CHATTANOOGA, Tenn. — A handsomely made, people-friendly Riverwalk runs along the Tennessee River, tied to the old Walnut Street Bridge that’s been painted a deep happy blue and is now reserved for walkers and bikers. The Tennessee Aquarium features freshwater fish. Electric, fare-free buses run up and down Broad Street. There’s lots of art, outdoor sculpture included.
From a smoke-clogged industrial disaster a generation ago, Chattanooga has come a stunning distance, spurred on by organized citizen action and generous local foundations. It recently garnered national attention by attracting Volkswagen’s new $1 billion LEED-aggressive assembly plant.
But all is not well. The downtown has an empty feel — in fact 1 million square feet of vacant office space. Relations remain strained between the city and the rural Tennessee, Georgia and Alabama counties that surround it. Education levels still lag seriously.
So what’s next? It’s a mix of bytes and bites, or put another way, fast gigabytes and slow food. That’s the fascinating mix for this decade that Chattanooga political and business leaders had to tell a meeting of the Citistates Group (which I chair), here late last month.
Leading the byte breakthrough is the city-owned Chattanooga Electric Power Board, which services 170,000 customers across nine Tennessee and Georgia counties. Winning a highly competitive $111.5 million matching grant under the federal government’s 2009 Recovery Act, it’s installing a fiber optics network capable of providing one gigabit-per-second Internet service. Among the fastest in the world, it’s 200 times faster than the average national download speed today.
Receptors in the system will make it possible to create a “smart grid” to warn communities of oncoming weather disasters, to monitor sewage (averting any overflows into the river), and to fight crime. The utility’s latest goal is to connect every streetlight to the grid, making it possible to turn up the lighting at any location to intense, high levels when a crime incident is suspected.
The reliability of the grid’s electric power supply is also rising — proved this April when the utility was able to perform a rapid restoration when a tornado ripped through the region, cutting off many customers’ power. Plus, consumers will have new power to monitor their electricity use (though the utility promises it won’t store data on customers’ consumption habits).
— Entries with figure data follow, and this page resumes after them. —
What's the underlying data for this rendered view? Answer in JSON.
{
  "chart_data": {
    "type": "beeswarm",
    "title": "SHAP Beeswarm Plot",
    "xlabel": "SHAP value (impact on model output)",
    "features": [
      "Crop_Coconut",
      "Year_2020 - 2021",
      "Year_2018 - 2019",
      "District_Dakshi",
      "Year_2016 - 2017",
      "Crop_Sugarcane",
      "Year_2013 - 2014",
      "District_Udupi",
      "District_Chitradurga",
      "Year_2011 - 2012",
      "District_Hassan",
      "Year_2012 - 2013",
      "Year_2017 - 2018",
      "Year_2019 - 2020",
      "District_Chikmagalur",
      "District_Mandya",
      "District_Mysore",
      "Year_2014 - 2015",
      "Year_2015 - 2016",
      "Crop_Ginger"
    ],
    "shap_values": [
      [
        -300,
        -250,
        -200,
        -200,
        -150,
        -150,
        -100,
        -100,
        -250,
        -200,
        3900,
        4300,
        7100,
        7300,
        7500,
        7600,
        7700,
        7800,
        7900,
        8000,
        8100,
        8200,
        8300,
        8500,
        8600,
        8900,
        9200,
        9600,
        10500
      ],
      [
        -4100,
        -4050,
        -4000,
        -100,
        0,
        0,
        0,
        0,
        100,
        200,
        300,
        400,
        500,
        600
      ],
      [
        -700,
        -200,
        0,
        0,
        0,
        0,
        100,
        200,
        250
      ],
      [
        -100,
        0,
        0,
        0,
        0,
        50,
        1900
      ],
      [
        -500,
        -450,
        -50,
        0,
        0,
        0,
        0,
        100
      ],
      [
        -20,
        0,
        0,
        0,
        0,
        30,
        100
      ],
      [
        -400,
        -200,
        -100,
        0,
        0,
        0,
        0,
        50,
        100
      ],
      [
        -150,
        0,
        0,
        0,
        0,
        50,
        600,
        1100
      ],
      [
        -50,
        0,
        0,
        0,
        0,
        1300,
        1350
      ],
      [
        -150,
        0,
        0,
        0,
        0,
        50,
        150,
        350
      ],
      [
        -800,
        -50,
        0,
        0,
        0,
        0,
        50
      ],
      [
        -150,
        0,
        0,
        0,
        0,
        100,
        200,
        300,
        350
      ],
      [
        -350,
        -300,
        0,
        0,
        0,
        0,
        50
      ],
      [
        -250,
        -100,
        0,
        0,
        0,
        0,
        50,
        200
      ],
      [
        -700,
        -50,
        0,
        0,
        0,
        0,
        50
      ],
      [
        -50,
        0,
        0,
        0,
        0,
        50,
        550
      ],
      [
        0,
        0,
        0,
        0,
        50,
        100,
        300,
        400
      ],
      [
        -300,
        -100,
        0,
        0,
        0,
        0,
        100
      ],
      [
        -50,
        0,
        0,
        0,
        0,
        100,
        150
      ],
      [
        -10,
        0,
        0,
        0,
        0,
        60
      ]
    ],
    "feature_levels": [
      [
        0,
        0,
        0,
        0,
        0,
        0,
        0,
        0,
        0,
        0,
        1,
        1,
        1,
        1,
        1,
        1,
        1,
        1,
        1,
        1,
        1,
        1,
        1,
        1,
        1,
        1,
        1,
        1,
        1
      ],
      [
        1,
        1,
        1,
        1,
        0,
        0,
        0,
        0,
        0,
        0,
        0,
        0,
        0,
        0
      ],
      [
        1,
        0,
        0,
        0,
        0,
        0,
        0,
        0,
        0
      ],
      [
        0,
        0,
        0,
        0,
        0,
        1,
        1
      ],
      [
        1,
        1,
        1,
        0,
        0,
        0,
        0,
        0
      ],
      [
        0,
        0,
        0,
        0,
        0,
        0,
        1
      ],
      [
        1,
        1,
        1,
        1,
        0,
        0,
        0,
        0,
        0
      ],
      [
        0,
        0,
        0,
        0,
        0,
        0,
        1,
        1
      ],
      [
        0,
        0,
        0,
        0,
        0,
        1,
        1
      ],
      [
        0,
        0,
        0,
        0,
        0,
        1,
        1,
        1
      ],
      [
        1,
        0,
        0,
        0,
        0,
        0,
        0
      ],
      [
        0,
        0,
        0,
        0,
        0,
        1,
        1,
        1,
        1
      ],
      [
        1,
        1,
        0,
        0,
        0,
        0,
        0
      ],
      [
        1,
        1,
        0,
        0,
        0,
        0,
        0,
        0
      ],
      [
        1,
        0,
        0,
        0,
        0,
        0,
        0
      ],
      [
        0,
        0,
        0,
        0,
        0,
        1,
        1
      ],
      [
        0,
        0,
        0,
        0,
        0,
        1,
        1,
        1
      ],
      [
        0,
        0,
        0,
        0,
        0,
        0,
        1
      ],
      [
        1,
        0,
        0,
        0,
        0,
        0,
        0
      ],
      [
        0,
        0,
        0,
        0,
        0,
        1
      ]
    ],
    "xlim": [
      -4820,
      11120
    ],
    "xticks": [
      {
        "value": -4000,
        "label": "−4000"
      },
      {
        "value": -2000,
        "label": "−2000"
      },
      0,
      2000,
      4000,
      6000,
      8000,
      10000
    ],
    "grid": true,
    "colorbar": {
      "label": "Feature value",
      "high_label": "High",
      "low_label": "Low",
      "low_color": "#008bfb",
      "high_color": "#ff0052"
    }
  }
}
The Chattanoogians’ next challenge is how to build a new economy around the rapid smart grid service — and before other regions catch up. New companies may be attracted, for example, by virtually instantaneous videoconference capability that might attract footloose young entrepreneurs in search of short commutes, mountain trails and other smaller city amenities. There is some question about how well the region supports startup firms, but an “angel” venture capital fund — Chattanooga Renaissance — fills some of the gap.
Chattanooga’s other ambitious new agenda is promotion of locally grown foods — tasty, healthy, fresh, and produced from city backyards out to the 13-county surrounding area.
The food initiative is being pushed by the locally based Benwood Foundation, committing $1.65 million to a three-year “Gaining Ground” initiative.
In one way, it is a throwback to the past, when local farmers could sell their produce, poultry and meats to local wholesalers. But the nation’s move to gigantic national processing chains and factory farms has shredded the local system. Today, says Jeff Pfitzer, leader of the Chattanooga region’s new local food movement, less than one-tenth of 1 percent of the region’s food spending goes to area farms. Raising the figure to 5 percent, he calculates, would represent $100 million in economic development.
There are basic health issues too, including food “deserts” — areas without healthy food locally available — both in the low-income Chattanooga neighborhoods and a number of county areas suffering high levels of poverty.
But Gaining Ground seems ready to take on the broad challenges, from providing people with skills on how to grow their own food to creating new regionwide sales channels for local produce, farmers’ markets included. It’s launched “Chattanooga Grown” — a “Harvested Here” branding that highlights 80 quality-checked local farms that already sell directly to consumers or through grocery stores and restaurants. Its message: “With every bite you make a choice.”
“The strategic value of this initiative means it should be treated as a major economic issue,” notes David Crockett, director of Chattanooga’s Office of Sustainability and a former city council chair. “It links all parts of our community. It responds to the threat to our national security posed by long supply lines. It protects farmland from subdivisions. And it poses a real intergovernmental challenge, spanning a three-state area.”
The point is intriguing: If a human and economic need as basic as food can’t reconnect city and county, making allies of longtime competitors, then what can? And if not Chattanooga, with its track record as a successful risk-taker, then what other American city?